For many women, new motherhood is one of the most joy-filled and exciting times of their lives. But what about the new moms who lack the familial, social and community support systems that are so necessary in ensuring physical, emotional and mental wellbeing for both mother and baby?
Through her research, Linda Maldonado, PhD, RN an assistant professor at the Villanova University College of Nursing, discovered that among all subsets of Latina women, Puerto Rican mothers in particular have the poorest maternal health and infant mortality outcomes. Maldonado, who herself is Puerto Rican, assembled a group of 20 nursing students at Villanova to find out why new Puerto Rican mothers are struggling. The group, Team Latina, has partnered with Dr. Arleen Ayala-Crespo, MD, at Temple University Hospital’s OB-GYN clinic to run focus groups of pregnant Puerto Rican women from Philadelphia to better understand the challenges they’re facing and devise interventions improved outcomes.
For the women involved, these focus groups provide an outlet where they can discuss their deepest fears, secrets and daily challenges in an environment that is safe and free of judgment. The Villanova students truly became their confidantes, with some women even voicing deeply-held secrets out-loud for the first time.
Team Latina’s biggest takeaway from these initial focus groups has been that the women experience a profound loneliness stemming from a lack of familial and community support for single mothers due to several factors including: living in neighborhoods with high rates of drug use and associated criminal activity, including frequent gun related violence; a heavy “machismo” culture in Puerto Rican families; overtaxing of new moms who are frequently spending as much time caring for elderly family members as they are their babies ;and a strong sense of pride and suspicion toward “outsiders” that prevents them from asking for help. All this prevents women from getting the prenatal care they need.
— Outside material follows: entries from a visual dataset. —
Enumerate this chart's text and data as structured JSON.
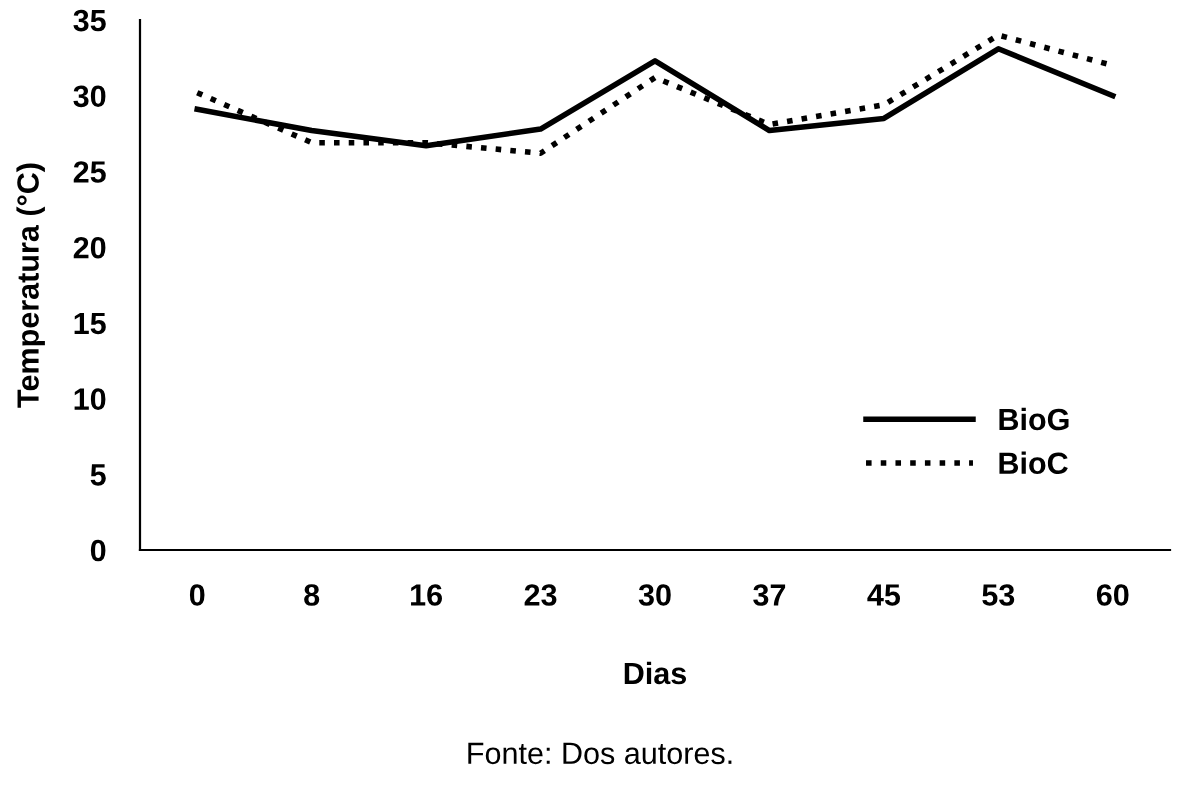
{
  "chart_data": {
    "type": "line",
    "xlabel": "Dias",
    "ylabel": "Temperatura (°C)",
    "categories": [
      "0",
      "8",
      "16",
      "23",
      "30",
      "37",
      "45",
      "53",
      "60"
    ],
    "series": [
      {
        "name": "BioG",
        "color": "#000000",
        "line_style": "solid",
        "values": [
          29.1,
          27.7,
          26.7,
          27.8,
          32.3,
          27.7,
          28.5,
          33.1,
          30.0
        ]
      },
      {
        "name": "BioC",
        "color": "#000000",
        "line_style": "dotted",
        "values": [
          30.2,
          26.9,
          26.9,
          26.2,
          31.2,
          28.1,
          29.4,
          34.0,
          32.0
        ]
      }
    ],
    "ylim": [
      0,
      35
    ],
    "yticks": [
      0,
      5,
      10,
      15,
      20,
      25,
      30,
      35
    ],
    "grid": false,
    "legend": "bottom right",
    "marker": "none",
    "annotations": [
      "Fonte: Dos autores."
    ]
  }
}
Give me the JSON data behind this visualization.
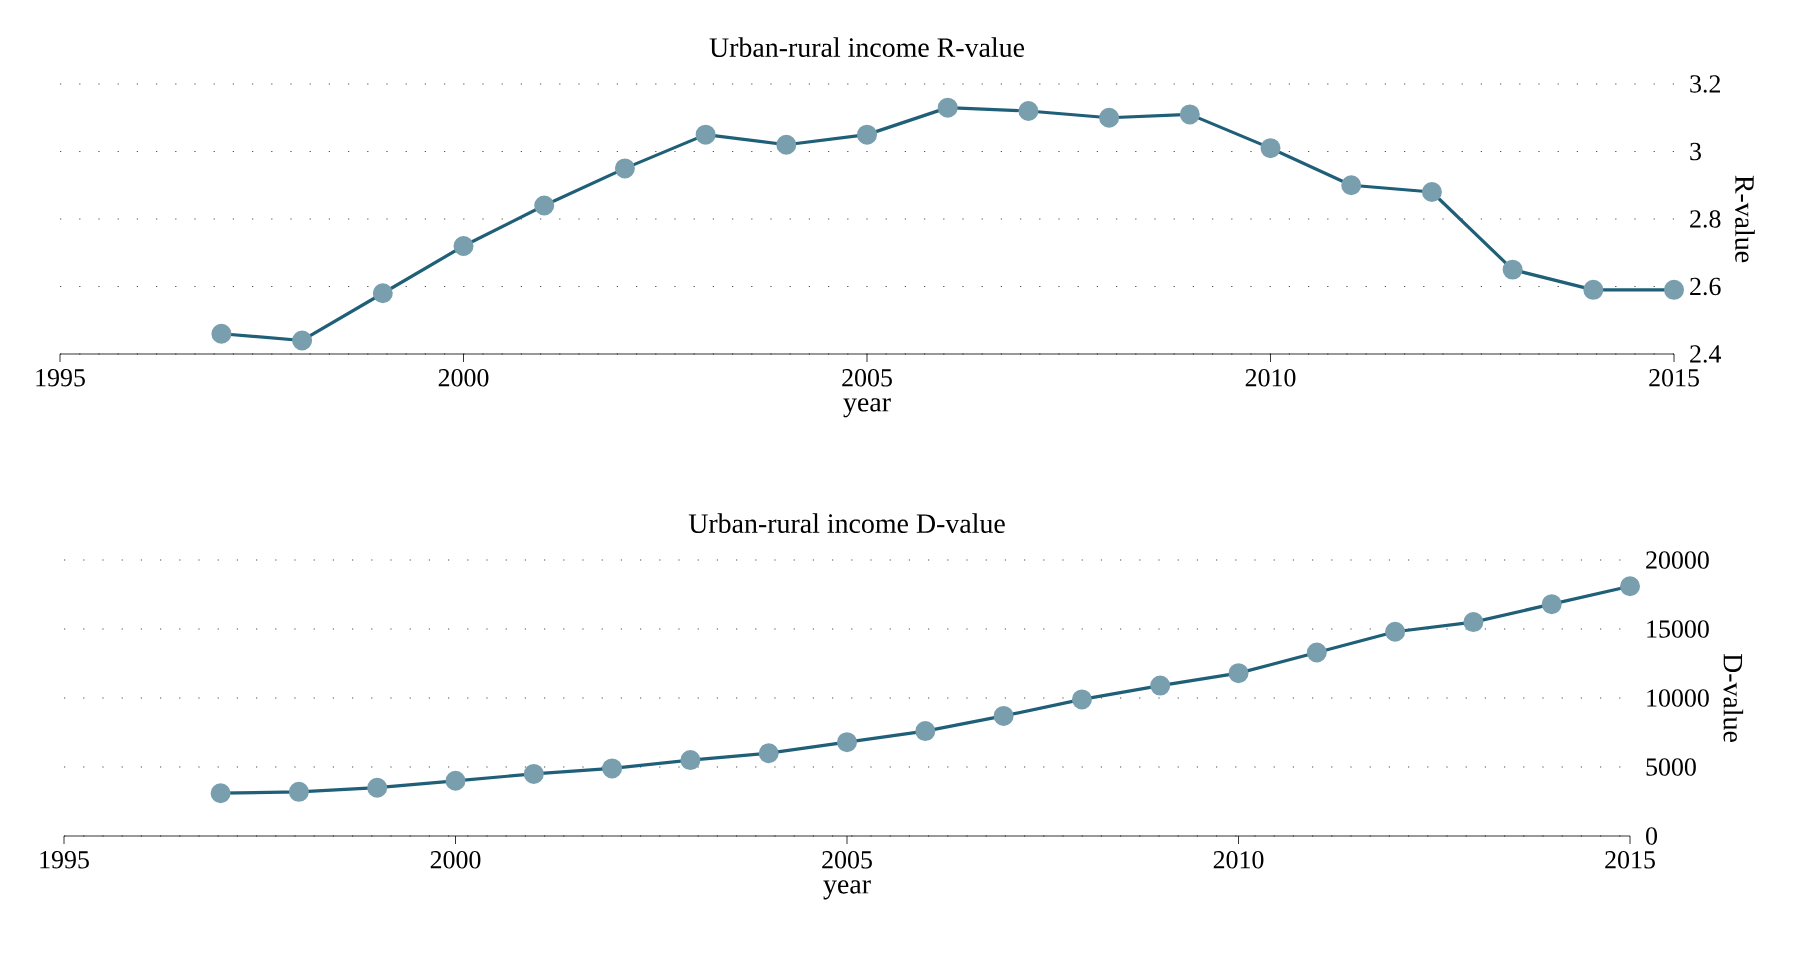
{
  "chart_data": [
    {
      "type": "line",
      "title": "Urban-rural income R-value",
      "xlabel": "year",
      "ylabel": "R-value",
      "x": [
        1997,
        1998,
        1999,
        2000,
        2001,
        2002,
        2003,
        2004,
        2005,
        2006,
        2007,
        2008,
        2009,
        2010,
        2011,
        2012,
        2013,
        2014,
        2015
      ],
      "xlim": [
        1995,
        2015
      ],
      "xticks": [
        1995,
        2000,
        2005,
        2010,
        2015
      ],
      "ylim": [
        2.4,
        3.2
      ],
      "yticks": [
        2.4,
        2.6,
        2.8,
        3,
        3.2
      ],
      "grid": "y",
      "marker": "circle",
      "line_style": "solid",
      "series": [
        {
          "color": "#1f5f78",
          "values": [
            2.46,
            2.44,
            2.58,
            2.72,
            2.84,
            2.95,
            3.05,
            3.02,
            3.05,
            3.13,
            3.12,
            3.1,
            3.11,
            3.01,
            2.9,
            2.88,
            2.65,
            2.59,
            2.59
          ]
        }
      ]
    },
    {
      "type": "line",
      "title": "Urban-rural income D-value",
      "xlabel": "year",
      "ylabel": "D-value",
      "x": [
        1997,
        1998,
        1999,
        2000,
        2001,
        2002,
        2003,
        2004,
        2005,
        2006,
        2007,
        2008,
        2009,
        2010,
        2011,
        2012,
        2013,
        2014,
        2015
      ],
      "xlim": [
        1995,
        2015
      ],
      "xticks": [
        1995,
        2000,
        2005,
        2010,
        2015
      ],
      "ylim": [
        0,
        20000
      ],
      "yticks": [
        0,
        5000,
        10000,
        15000,
        20000
      ],
      "grid": "y",
      "marker": "circle",
      "line_style": "solid",
      "series": [
        {
          "color": "#1f5f78",
          "values": [
            3100,
            3200,
            3500,
            4000,
            4500,
            4900,
            5500,
            6000,
            6800,
            7600,
            8700,
            9900,
            10900,
            11800,
            13300,
            14800,
            15500,
            16800,
            18100
          ]
        }
      ]
    }
  ]
}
Team Latina student team leader Antonio Garcia, a sophomore at Villanova, recognized the vital service the focus groups were providing for these women. He wanted to create a space where these new moms would be able to connect with each other and Team Latina for support anytime. Antonio created a private Facebook page where the women could reach out at any time to share good news, bad news or even just a chance to remember that none of them are alone. Antonio has applied for the Davis Scholarship based on his work with Team Latina.
After the final focus group is held, Team Latina will use the data from the interviews to explore which interventions would be most helpful in improving prenatal care among Puerto Rican women to decrease preterm birth and poor maternal/fetal outcomes.